Ephie burrowed more deeply in her pillow, and putting both hands to her cars, to shut out the world, went over the details of what had happened. It was like a fairy-story. She walked lazily down the sunny corridor, entered the class-room, and took off her hat, which Herr Becker hung up for her, after having playfully examined it. She had just taken her violin from its case, when he remembered something he had to do in the BUREAU, and went out of the room, bidding her practise her scales during his absence; she heard again and smiled at the funny accent with which he said: "Just a moment." She saw the bare walls of the room, the dust that lay white on the lid on the piano, was conscious of the difficulties of C sharp minor. She even knew the very note at which HE had been beside her—without a word of warning, as suddenly as though he had sprung from the earth. She heard the cry she had given, and felt his hands—the hands she had so often admired—clasp her wrists. He was so close to her that she felt his breath, and knew the exact shape of the diamond ring he wore on his little finger. She felt, too, rather than saw the audacious admiration of his eyes; and his voice was not the less caressing because a little thick. And then—then—she burrowed more firmly, held her ears more tightly to, laughed a happy, gurgling laugh that almost choked her: never, as long as she lived, would she forget the feel of his moustache as it scratched her lips!
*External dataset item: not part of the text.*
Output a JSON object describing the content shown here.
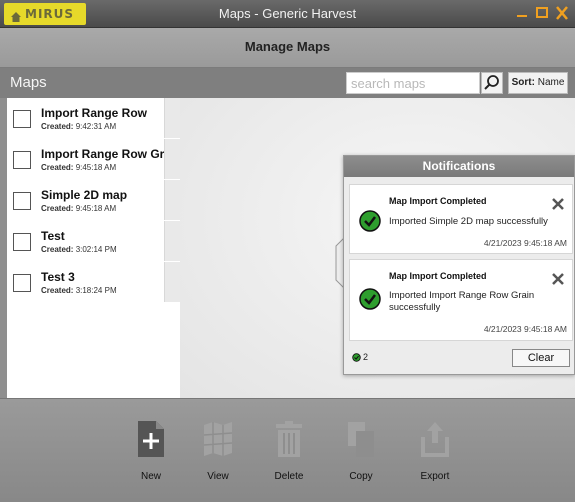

When she rose and looked at herself in the glass, it seemed extraordinary that there should be no outward difference in her; and for several days she did not lose this sensation of being mysteriously changed. She was quieter than usual, and her movements were a little languid, but a kind of subdued radiance peeped through and shone in her eyes. She waited confidently for something to happen: she did not herself know what it would be, but, after the miracle that had occurred, it was beyond belief that things could jog on in their old familiar course; and so she waited and expected—at every letter the postman brought, each time the door-bell rang, whenever she went into the street.